Ausência
A personalidade jurídica se finda com a morte. Temos, para fins cíveis, a morte real, morte presumida, ausência e morte civil.
-Morte real é constatada pelo médico legista, existe a certidão de óbito e não paira dúvidas sobre a sua consumação;
-Morte civil ocorre quando a pessoa não morre de fato, mas deixa de existir civilmente.
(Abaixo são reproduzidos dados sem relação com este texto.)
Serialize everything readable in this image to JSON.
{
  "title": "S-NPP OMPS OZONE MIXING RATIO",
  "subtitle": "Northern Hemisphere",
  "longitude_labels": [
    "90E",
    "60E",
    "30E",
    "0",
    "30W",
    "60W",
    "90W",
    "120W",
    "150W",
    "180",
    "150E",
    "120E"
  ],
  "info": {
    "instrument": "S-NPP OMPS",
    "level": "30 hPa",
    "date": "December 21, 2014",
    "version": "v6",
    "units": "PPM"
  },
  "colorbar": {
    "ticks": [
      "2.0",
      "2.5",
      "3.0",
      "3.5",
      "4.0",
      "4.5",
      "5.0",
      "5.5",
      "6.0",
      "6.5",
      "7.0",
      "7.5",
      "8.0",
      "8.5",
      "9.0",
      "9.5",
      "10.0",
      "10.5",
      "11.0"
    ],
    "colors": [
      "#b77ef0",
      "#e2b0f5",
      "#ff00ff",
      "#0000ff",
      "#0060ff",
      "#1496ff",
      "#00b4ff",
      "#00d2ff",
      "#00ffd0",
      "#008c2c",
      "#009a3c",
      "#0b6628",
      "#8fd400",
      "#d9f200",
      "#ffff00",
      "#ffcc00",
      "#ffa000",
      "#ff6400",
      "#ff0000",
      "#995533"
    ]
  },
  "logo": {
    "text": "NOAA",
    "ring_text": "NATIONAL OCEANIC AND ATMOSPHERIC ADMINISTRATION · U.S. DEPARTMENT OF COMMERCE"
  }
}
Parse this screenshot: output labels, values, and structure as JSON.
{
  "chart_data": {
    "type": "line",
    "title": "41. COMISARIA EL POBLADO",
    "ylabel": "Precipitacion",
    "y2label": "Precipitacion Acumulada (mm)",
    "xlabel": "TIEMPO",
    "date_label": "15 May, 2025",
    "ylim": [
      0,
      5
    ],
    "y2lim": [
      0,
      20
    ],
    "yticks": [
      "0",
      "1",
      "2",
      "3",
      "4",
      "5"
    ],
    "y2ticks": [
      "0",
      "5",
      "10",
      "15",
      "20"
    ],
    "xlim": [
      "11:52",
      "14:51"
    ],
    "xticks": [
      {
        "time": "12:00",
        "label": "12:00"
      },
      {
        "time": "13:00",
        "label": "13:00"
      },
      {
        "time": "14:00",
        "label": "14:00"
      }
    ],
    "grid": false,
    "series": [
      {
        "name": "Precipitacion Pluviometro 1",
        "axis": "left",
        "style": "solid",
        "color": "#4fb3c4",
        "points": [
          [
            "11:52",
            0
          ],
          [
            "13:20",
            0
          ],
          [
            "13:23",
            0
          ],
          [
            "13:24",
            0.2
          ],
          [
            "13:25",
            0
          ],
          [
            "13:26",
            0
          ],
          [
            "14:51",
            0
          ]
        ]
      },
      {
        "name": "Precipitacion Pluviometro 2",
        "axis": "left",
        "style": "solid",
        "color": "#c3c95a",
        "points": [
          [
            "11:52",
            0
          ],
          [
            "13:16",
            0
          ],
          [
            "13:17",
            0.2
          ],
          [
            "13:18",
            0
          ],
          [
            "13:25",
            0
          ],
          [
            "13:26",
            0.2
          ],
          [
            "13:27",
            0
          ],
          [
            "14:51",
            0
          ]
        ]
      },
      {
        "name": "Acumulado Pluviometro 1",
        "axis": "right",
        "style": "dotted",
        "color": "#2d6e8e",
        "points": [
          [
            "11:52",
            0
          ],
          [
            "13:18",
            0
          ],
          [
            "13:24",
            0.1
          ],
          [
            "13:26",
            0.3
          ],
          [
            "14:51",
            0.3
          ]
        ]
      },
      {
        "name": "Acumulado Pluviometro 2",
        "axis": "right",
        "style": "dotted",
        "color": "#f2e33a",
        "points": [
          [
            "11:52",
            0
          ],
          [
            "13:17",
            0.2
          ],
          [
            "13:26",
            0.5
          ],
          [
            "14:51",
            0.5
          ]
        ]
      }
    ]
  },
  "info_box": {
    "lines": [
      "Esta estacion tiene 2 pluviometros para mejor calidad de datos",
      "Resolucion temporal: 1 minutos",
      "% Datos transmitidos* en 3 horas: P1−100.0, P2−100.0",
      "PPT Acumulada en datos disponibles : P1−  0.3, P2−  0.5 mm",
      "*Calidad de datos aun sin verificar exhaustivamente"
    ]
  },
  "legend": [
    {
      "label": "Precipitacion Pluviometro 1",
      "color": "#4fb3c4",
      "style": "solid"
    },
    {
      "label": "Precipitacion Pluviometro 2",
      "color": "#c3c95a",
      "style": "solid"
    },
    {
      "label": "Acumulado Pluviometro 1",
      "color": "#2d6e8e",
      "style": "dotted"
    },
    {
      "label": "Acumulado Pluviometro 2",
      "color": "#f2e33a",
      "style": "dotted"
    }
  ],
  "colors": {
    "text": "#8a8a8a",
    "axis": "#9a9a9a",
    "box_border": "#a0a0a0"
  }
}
Ainda existe um resquício dessa possibilidade que vigorava com o Código Civil de 1916. Quando o filho atenta contra a vida de seus pais ou ascendentes, ele deixa de ser considerado filho ou herdeiro do patrimônio deles. Mas somente ele, seus descendentes continuam sendo herdeiros por estirpe. Existe, então, somente esse resquício da morte civil, pois ela deixou de existir com o Código de 2002;
-Morte presumida é aquela que é decretada pelas circunstâncias evidentes de que o desaparecido tenha morrido. Obedece a critérios como esgotamento de buscas e averiguações, ser extremamente provável o perigo de vida;
-Ausência se difere das demais pelo fato de que a pessoa sai de casa e não volta, não havendo notícias suas. As circunstâncias do desaparecimento não dão evidências de que tenha ocorrido uma morte ou situação de perigo para a pessoa.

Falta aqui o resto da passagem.